Dragonflies and Damselflies (Order: Odonata)

A photograph of a male Common Blue Damselfly (_Enallagma cyathigerum_).

A male Common Blue Damselfly (Enallagma cyathigerum)

The Order Odonata, or dragonflies and damselflies, contains some of the most beautiful and conspicuous insects in Britain. During the summertime, the swift flight of our larger species and their exquisite colouration are bound to attract our attention. Many stretches of water, such as lakes, rivers, ponds and marshes, will attract some of these large insects which can be seen on the wing during the warm sunny days of summer. As such, they are amongst our most well known invertebrates.

Many of our native species are large, whilst even the smaller more fragile species are still large enough for us to appreciate their beauty without the need for magnification.

Nymphs of most species are reasonably easy to rear in their later stages, and the nymphs are fascinating to observe. The equipment needed for the study of these insects is simple and usually inexpensive.

The number of British species is sufficiently small, totalling just 45, to also be of interest to those who study other larger groups of insect.

The Odonata are amongst the oldest groups of insects known, and are not closely related to any other existing Order. The largest known insect is the fossil dragonfly Meganeura monyi, which had a wingspan of approximately 30cm.

Main characteristics of Dragonflies and Damselflies

A photograph of an adult male Broad-bodied Chaser dragonfly (_Libellula depressa_).

A photograph of an adult male Broad-bodied Chaser dragonfly (Libellula depressa)


  1. The small yellowish eggs are laid directly in to the water or inserted in to water plants, floating debris or mud. The males of many species help by holding on to the females and then pulling them up in to the air again.
  2. The aquatic nymphs take from one to five years to complete their development, according to species. Like the adults, they are carnivorous, preying upon many forms of aquatic fauna. Prey is caught in large pincer-like extensions of their lower lip, known as the 'mask'.
  3. When fully grown, the nymph becomes restless, ceases feeding and eventually selects a suitable plant stem and crawls out of the water, settling down well clear of the surface. Eventually, the skin splits along the back and the adult insect struggles out, usually at night or very early morning. Soon the wings begin to expand, once dried, the adult is ready for flight. Full colouration usually does not take place until a few days has elapsed. Adult Odonata can be found from April until November, with the life span of an individual lasting no more than a few weeks.
  4. Adult Odonata are exclusively entomophagous (they eat insects), catching their prey on the wing, and will seize anything small enough for them to tackle.
  5. Mating takes place either on the ground or amongst foliage, according to the species. The male seizes the female by the back of the neck or hear with special anal appendages, whilst the female curves her abdomen round so that her pairing apparatus can make contact with his, under his second abdominal segment.

There are 2 sub-orders found in the British Isles:

Collecting adults is best undertaken with the use of a large net on a long handle. Being very able flyers, this will need skill and agility, or considerable luck. Capture is best affected from above and behind. They are usually pinned and set in the same way as Lepidoptera if a collection of set specimens is needed - excellent identification guides have been published and this means that collection is usually unnecessary.

Nymphs are collected by a specific water or pond net, sweeping through submerged vegetation and debris and then searching through the contents of the net.
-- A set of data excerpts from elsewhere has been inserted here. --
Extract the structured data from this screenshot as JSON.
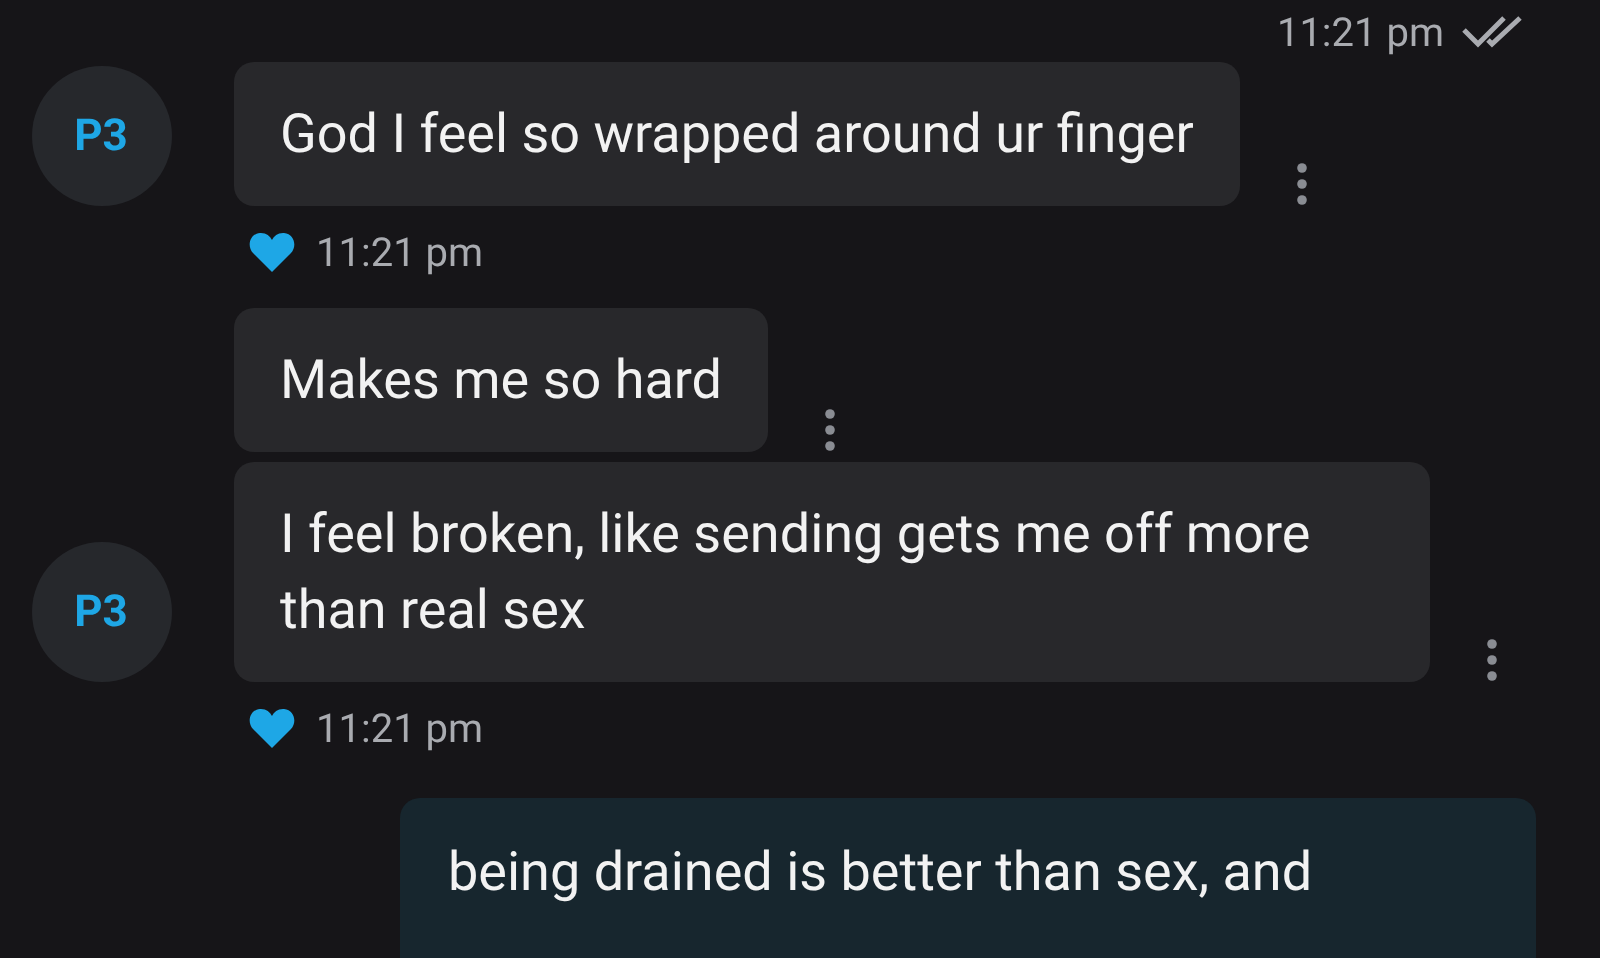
{
  "top_status": {
    "time": "11:21 pm",
    "read": true
  },
  "messages": [
    {
      "kind": "incoming",
      "avatar": "P3",
      "text": "God I feel so wrapped around ur finger",
      "liked": true,
      "time": "11:21 pm"
    },
    {
      "kind": "incoming",
      "text": "Makes me so hard"
    },
    {
      "kind": "incoming",
      "avatar": "P3",
      "text": "I feel broken, like sending gets me off more than real sex",
      "liked": true,
      "time": "11:21 pm"
    },
    {
      "kind": "outgoing",
      "text": "being drained is better than sex, and"
    }
  ]
}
Unwanted items and debris should be returned to the water, and the nymphs taken home in water tight containers. Another way to obtain nymphs, for a dried collection, is to collect the empty nymphal skins left after the adult has emerged. These can be found by searching suitable bankside vegetation.

Even some eminent scientists can be surprised by the size of some adult dragonflies as this quote from Richard Feynman, physicist and Nobel laureate, shows:

So one day I was on the beach, and I'd just read this book that said dragonflies don't sting. A darning needle (dragonfly) came along, and everybody was screaming and running around, and I just sat there.

"Don't worry!" I said. "Darning needles don't sting!"

The thing landed on my foot. Everybody was yelling and it was a big mess, because this darning needle was sitting on my foot. And there I was, this scientific wonder, saying it wasn't going to sting me. You're sure this is a story that's going to come out that it stings me - but it didn't. The book was right. But I did sweat a bit.